Fortalecimento de debates e ações
De acordo com a ex-ministra Matilde Ribeiro, experiências de ações afirmativas como a da UNEB, da UERJ e da Universidade de Brasília (UnB), primeira federal a instituir sistema próprio de cotas, foram referências que contribuíram fundamentalmente para o avanço e qualificação dos debates nacionais sobre o tema.
“Esse processo nacional é bastante rico e estimulador para quem defende as ações afirmativas. Tivemos, sem dúvida, uma vitória nesse debate público e estamos avançando na implementação das cotas mesmo em situações adversas”, destaca a pesquisadora, que atualmente integra o quadro da Universidade da Integração Internacional da Lusofonia Afro-Brasileira (Unilab).
No bojo das conquistas citadas pela ex-ministra, estão a Lei Federal nº 10.639/2003, que incluiu no currículo oficial da Rede de Ensino a obrigatoriedade da temática “História e Cultura Afro-Brasileira”.
Na vanguarda dos enfrentamentos, a UNEB avançou para a ampliação do seu Sistema de Cotas já em 2007, com a garantia dos 40% de vagas para candidatos negros e inclusão de novos 5% para candidatos indígenas, nos processos seletivos da graduação e pós-graduação (Resolução Consu nº 468/2007).
A política sofreu mudanças dois anos depois, quando a Resolução Consu nº 710/2009 foi publicada, incluindo a obrigatoriedade dos pleiteantes à reserva de vagas terem “cursado todo o 2º Ciclo do Ensino Fundamental e o Ensino Médio em Escola Pública” e “renda bruta familiar mensal inferior ou igual a 04 (quatro) salários mínimos”.
Já em 2011, a universidade alterou a proposição, e transformou os 5% para indígenas em sobrevagas, que são o quantitativo resultante da aplicação do percentual de cota sobre o número de vagas oferecido por turma/curso (Resolução Consu nº 847/2011).
O êxito institucional em suas ações de inclusão e democratização da educação superior, assim como a ativa participação dos seus pesquisadores nos debates nacionais sobre os temas é, mais uma vez, citado pela professora Matilde Ribeiro como promotor de novas revoluções não só no estado, como no país, a exemplo da Lei Federal nº 12.711.
Regulamentada pelo Decreto nº 7.824/2012, a Lei que ficou conhecida como “Lei das Cotas” garante a reserva de 50% das matrículas por curso/turno “nas 59 universidades federais e 38 institutos federais de educação, ciência e tecnologia a alunos oriundos integralmente do ensino médio público, em cursos regulares ou da educação de jovens e adultos”.

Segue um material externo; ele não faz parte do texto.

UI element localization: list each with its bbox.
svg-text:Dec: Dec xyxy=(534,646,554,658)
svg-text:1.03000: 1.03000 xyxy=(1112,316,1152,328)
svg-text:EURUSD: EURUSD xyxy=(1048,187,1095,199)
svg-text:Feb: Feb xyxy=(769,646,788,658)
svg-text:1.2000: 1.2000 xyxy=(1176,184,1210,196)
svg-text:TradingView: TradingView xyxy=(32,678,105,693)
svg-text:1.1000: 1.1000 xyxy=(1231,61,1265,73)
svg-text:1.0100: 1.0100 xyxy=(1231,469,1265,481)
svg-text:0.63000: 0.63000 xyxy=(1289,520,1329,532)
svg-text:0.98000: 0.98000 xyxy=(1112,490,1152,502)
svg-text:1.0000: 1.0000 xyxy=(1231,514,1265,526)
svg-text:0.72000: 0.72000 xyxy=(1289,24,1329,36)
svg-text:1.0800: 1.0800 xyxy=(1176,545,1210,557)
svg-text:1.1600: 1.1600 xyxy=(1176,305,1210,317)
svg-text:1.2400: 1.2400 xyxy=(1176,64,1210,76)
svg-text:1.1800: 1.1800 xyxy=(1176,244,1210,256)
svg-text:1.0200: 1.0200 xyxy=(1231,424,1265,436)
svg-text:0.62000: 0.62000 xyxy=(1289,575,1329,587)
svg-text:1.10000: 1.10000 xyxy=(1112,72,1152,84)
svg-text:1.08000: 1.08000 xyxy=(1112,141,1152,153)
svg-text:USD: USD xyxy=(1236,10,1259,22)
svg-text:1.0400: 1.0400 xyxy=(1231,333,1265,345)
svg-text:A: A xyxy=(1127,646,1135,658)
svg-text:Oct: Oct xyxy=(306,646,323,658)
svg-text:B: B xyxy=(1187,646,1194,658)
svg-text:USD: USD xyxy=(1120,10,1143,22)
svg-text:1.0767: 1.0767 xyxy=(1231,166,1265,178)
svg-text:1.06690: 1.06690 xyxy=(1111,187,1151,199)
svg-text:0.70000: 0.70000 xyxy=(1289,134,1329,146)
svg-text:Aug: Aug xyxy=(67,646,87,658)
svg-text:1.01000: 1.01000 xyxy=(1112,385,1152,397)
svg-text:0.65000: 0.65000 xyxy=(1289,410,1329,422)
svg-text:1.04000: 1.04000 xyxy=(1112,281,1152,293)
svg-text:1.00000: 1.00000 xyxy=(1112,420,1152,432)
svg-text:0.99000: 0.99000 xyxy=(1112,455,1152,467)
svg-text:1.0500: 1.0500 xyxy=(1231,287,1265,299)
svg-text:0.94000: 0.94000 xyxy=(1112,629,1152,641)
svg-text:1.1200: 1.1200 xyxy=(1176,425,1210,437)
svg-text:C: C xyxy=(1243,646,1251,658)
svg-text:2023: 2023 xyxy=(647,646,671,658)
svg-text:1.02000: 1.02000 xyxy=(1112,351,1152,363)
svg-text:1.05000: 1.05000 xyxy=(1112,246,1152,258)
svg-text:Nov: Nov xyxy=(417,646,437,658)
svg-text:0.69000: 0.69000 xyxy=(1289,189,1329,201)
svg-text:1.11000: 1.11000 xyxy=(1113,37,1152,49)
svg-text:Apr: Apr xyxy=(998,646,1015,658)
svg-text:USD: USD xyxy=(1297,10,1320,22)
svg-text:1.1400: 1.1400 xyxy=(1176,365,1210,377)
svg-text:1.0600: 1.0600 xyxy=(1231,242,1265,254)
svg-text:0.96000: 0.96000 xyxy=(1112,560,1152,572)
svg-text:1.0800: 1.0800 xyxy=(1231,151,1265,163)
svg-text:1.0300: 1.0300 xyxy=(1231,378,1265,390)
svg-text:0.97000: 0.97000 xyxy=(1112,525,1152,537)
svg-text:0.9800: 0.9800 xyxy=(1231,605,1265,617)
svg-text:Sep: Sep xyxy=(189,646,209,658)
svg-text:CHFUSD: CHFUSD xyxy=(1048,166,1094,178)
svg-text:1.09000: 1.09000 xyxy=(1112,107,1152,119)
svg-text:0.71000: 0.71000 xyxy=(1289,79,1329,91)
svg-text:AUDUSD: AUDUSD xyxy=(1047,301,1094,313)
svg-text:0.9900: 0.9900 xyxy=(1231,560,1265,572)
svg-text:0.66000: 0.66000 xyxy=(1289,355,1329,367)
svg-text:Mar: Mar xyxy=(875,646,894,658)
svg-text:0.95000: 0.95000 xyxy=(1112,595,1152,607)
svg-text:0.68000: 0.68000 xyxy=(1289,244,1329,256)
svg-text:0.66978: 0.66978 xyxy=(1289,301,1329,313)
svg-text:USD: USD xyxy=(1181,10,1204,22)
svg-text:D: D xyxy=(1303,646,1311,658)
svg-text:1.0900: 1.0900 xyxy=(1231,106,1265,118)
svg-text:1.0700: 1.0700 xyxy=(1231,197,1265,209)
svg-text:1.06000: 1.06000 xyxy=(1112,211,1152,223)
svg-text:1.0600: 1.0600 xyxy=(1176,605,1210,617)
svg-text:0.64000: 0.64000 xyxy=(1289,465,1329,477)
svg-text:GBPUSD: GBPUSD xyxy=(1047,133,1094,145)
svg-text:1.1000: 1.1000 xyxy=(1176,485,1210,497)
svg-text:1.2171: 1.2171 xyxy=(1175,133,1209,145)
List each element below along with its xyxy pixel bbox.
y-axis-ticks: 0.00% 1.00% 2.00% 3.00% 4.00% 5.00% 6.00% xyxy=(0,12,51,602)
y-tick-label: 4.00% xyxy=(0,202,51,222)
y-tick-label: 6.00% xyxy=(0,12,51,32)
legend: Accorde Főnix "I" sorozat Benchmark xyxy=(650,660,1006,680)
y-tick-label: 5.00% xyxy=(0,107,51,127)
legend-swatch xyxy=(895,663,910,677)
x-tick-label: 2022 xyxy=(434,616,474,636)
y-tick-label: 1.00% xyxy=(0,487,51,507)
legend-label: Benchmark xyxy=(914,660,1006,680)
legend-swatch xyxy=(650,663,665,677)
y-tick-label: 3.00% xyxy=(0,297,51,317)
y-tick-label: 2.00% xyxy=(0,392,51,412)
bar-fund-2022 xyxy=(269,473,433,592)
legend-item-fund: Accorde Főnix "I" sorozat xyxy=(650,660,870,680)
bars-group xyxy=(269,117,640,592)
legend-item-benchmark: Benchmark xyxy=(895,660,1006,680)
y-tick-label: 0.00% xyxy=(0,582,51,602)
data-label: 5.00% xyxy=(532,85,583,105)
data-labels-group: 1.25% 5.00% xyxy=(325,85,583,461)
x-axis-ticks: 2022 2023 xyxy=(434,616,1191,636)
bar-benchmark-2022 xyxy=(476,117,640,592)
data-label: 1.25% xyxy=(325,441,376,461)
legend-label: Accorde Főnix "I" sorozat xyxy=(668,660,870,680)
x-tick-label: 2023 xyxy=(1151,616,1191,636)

“Cotas não são favor, são um direito. A prova é igual, o acesso é igual. Só não existe a discriminação das pessoas que vêm de escola pública, com o currículo defasado pela ausência de professores, para alunos que vêm de colégios particulares de elite. Aí está a justeza das cotas, que são direito e princípio da reparação que ainda não foi feita”, defende a professora aposentada e proeminente participante do debate sobre ações afirmativas na UNEB, Ana Celia da Silva.